Cade’s Story – Written by his mom, Michele

Cade as an infant and as a preteen

Michele and her son Cade, who was born with cleft lip and cleft palate, share Cade’s story. Cade has learned to define his disability, not let it define him, and to use it to help others by telling his story.

My son Cade was born April of 2000 with a severe case of cleft lip and palate. I didn’t learn about Cade’s cleft during my pregnancy, and after his birth, I had a lot to absorb and learn very quickly. Even though at first we were devastated and scared, my husband and I immediately embraced the challenges we knew we faced, and we were just as proud of our new son as if he had been born without a birth defect. We knew that God had given Cade to us for a reason, and we spent the first few months of Cade’s life educating ourselves about his condition and things we could do to make Cade’s life as normal as possible. Although there were things we had to do differently, we tried very hard to treat Cade as though there was nothing different about him. Before his first corrective surgery, we proudly showed him off, took pictures of him, and sent him to daycare as though there was nothing different about him. We focused on educating everyone we came in contact with, rather than sheltering him at home.

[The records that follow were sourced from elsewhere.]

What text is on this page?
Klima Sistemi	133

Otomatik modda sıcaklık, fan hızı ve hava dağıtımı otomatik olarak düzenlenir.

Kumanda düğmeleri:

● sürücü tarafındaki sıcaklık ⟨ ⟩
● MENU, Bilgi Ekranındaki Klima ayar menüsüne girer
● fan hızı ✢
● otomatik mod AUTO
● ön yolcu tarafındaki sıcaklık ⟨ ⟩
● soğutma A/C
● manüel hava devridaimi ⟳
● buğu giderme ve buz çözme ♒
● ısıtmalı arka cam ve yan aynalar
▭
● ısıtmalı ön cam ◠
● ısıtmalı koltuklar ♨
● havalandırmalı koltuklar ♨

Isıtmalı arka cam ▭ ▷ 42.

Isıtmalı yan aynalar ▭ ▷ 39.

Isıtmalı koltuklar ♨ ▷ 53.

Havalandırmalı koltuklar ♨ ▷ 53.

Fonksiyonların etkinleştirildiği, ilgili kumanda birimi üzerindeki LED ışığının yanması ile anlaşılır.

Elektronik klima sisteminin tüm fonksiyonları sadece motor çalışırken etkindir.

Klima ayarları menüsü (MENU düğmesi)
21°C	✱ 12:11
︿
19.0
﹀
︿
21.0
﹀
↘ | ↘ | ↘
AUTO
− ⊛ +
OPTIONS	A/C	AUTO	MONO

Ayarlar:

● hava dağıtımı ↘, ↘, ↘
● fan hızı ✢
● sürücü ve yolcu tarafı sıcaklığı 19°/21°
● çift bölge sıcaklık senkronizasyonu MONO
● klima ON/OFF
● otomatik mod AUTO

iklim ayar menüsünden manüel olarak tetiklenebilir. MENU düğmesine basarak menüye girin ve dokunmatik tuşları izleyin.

When Cade began school, sometimes the other children would tease him. As much as it broke my heart when he was bullied, we explained that everyone gets made fun of and that we all have insecurities. We asked our family and close friends to share their own experiences and insecurities, and encouraged Cade to address his differences. When he was the star of the week in school, he would take in pictures from infancy and educate his classmates and teachers about his condition. Before each surgery, I would join him at school to talk about the surgery in front of his class. As a result, the other children became supportive and protective of Cade, rather than teasing him, once they knew more about what he was going through.

Today, Cade has had five reconstructive surgeries, five sets of ear tubes, and has many more surgeries to come. I admire Cade for his determination, confidence, and his caring and outgoing personality. He has learned to define his disability, not let it define him, and to use it to help others by telling his story.

From Cade:

God has made me this way for a reason, and I feel his reason was for me to help show other kids and adults that it’s ok to have a disability. It shouldn’t hold you back. It has never stopped me from doing anything. Sure there are things I don’t like about myself, but overall I am happy with the way I look. My goals are to continue to make people feel better about themselves and strive to become a professional baseball player. If I had message it would be to say “look at me, not my disability!” God made you this way for a reason too, you have a gift not a disability so hold your head high and go for your dreams.